According to the Articles of association, the Company’s name is ALM Equity ab and the Company is public (publ). The Company’s registered office is in Stockholm. The Company shall, via wholly and partially owned companies, conduct project operations with respect to real estate and similar activities.
According to the Swedish Companies Act, the Board of Directors is responsible for internal control. The basis for internal control is the control environment, which is made up of several elements, which together form the culture and the values that govern ALM Equity. Governing the internal control are the decision paths, powers and responsibility documented and communicated in governing documents, such as the rules of procedure for the Board of Directors, the instructions for the President, the financial policy, attestation instructions and reporting instructions. Other internal policies, guidelines and manuals are also of importance for the internal control.
The Group’s profitability and its ability to carry out residential projects is affected by internal processes as well as external factors. When the outside world changes, the winners will be the players that are adaptable and are able to manage the risks and opportunities that arise. ALM Equity is of the opinion that the organisation possesses adequate capacity to adapt to changes in the world around us, and that there is a risk awareness that permeates the entire business, and which always is an element of the decision-making process irrespective of level in the Group. Routines for follow-up of projects are designed to identify and minimise operational risks, at the same time as changes in the surrounding world are monitored. The most significant risks identified by the Group are described in the annual report. Please see the annual report regarding risk and risk management on page 47-56.

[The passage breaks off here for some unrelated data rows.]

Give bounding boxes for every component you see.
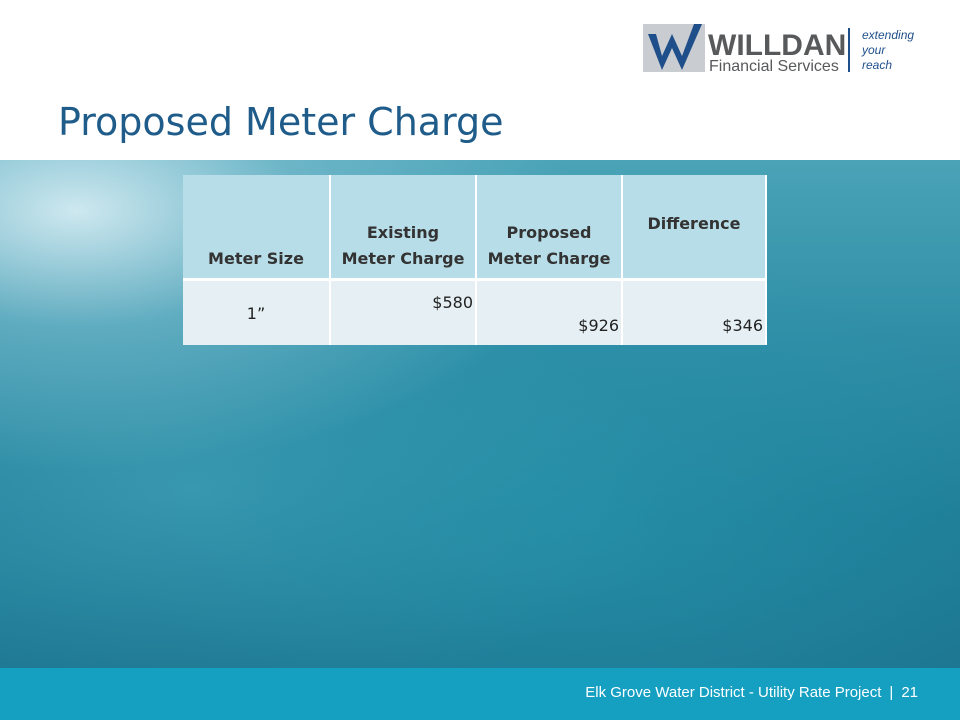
page-number: 21 (901, 684, 918, 701)
cell: $346 (622, 279, 767, 345)
row: 1” $580 $926 $346 (183, 279, 767, 345)
header-row: Meter Size Existing Meter Charge Propose… (183, 175, 767, 281)
logo-tagline: your (861, 43, 886, 57)
column-header: Existing Meter Charge (330, 175, 477, 281)
footer-separator: | (889, 684, 894, 701)
column-header: Proposed Meter Charge (476, 175, 623, 281)
cell: $926 (476, 279, 623, 345)
footer: Elk Grove Water District - Utility Rate … (0, 668, 960, 720)
title: Proposed Meter Charge (58, 100, 504, 144)
footer-text: Elk Grove Water District - Utility Rate … (577, 684, 918, 701)
logo-tagline: reach (862, 58, 892, 72)
table: Meter Size Existing Meter Charge Propose… (183, 175, 767, 345)
logo-tagline: extending (862, 28, 914, 42)
column-header: Difference (622, 175, 767, 281)
logo-subtitle: Financial Services (709, 58, 839, 75)
logo-name: WILLDAN (708, 29, 846, 62)
footer-label: Elk Grove Water District - Utility Rate … (585, 684, 882, 701)
logo: WILLDAN Financial Services extending you… (643, 24, 914, 75)
column-header: Meter Size (183, 175, 331, 281)
logo-w (648, 24, 702, 70)
cell: $580 (330, 279, 477, 345)
cell: 1” (183, 279, 331, 345)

Risks identified in the financial reporting are handled via the Company’s control structures and result in a number of control activities. These control activities are aimed at preventing, discovering and correcting errors and deviations and include, for example, analytical follow-up at several levels in the organisation, and comparison of profit items, account reconciliations, follow-up and reconciliation of Board of Directors decisions and polices adopted by the Board of Director, approval of the financial and authority structures, corporate signatory rules, joint group definitions, templates, reporting tools, and accounting and valuation policies.

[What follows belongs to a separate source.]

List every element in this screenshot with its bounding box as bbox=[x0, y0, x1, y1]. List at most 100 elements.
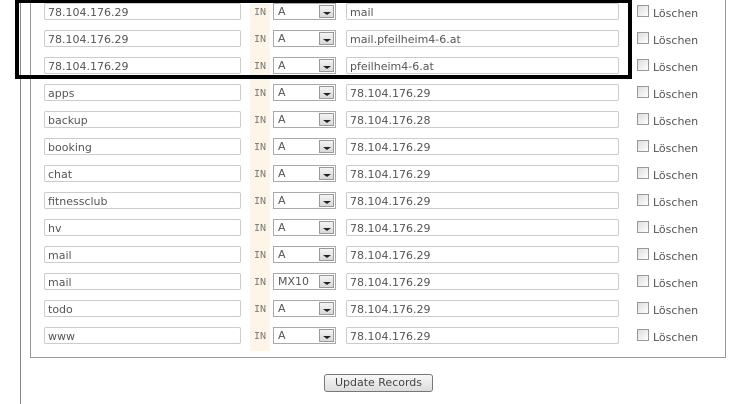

The purpose of ALM Equity’s information and communication policy is to ensure effective and correct financial reporting. The Company’s insider policy and financial policy also deal with information and communication regarding the financial reporting. Policies and guidelines regarding the financial reporting, and updates and amendments, are made available and known to affected personnel. The Board of Directors receives additional information about risk management, internal control and financial reporting from the auditors via information at Board of Directors meetings with the auditors present.
Ongoing follow-up of results is performed at several levels in the Company, both at project level and at consolidated level. Follow-up is done against budget and forecasts. Results are analysed by the project department as well as by the financial department. Reporting is done to the President and the Board of Directors. The Company’s auditors must report directly to the Board of Directors at least once per year as instructed by the Annual General Meeting. The auditors must report their findings from the audit and their assessment of the internal control. These observations are then reported to the Board of Directors at the next-following Board of Directors meeting. The Board of Directors takes minutes of these reports and then follows up the minutes at a later meeting.
ALM Equity has a relatively small organisation where financial, accounting, as well as rental administration are handled by the Company’s offices in Stockholm. Follow-up of earnings and balance sheet items is performed on a quarterly basis by the various functions as well as by corporate management. All in all this means that it cannot be considered justified to have a separate internal audit unit.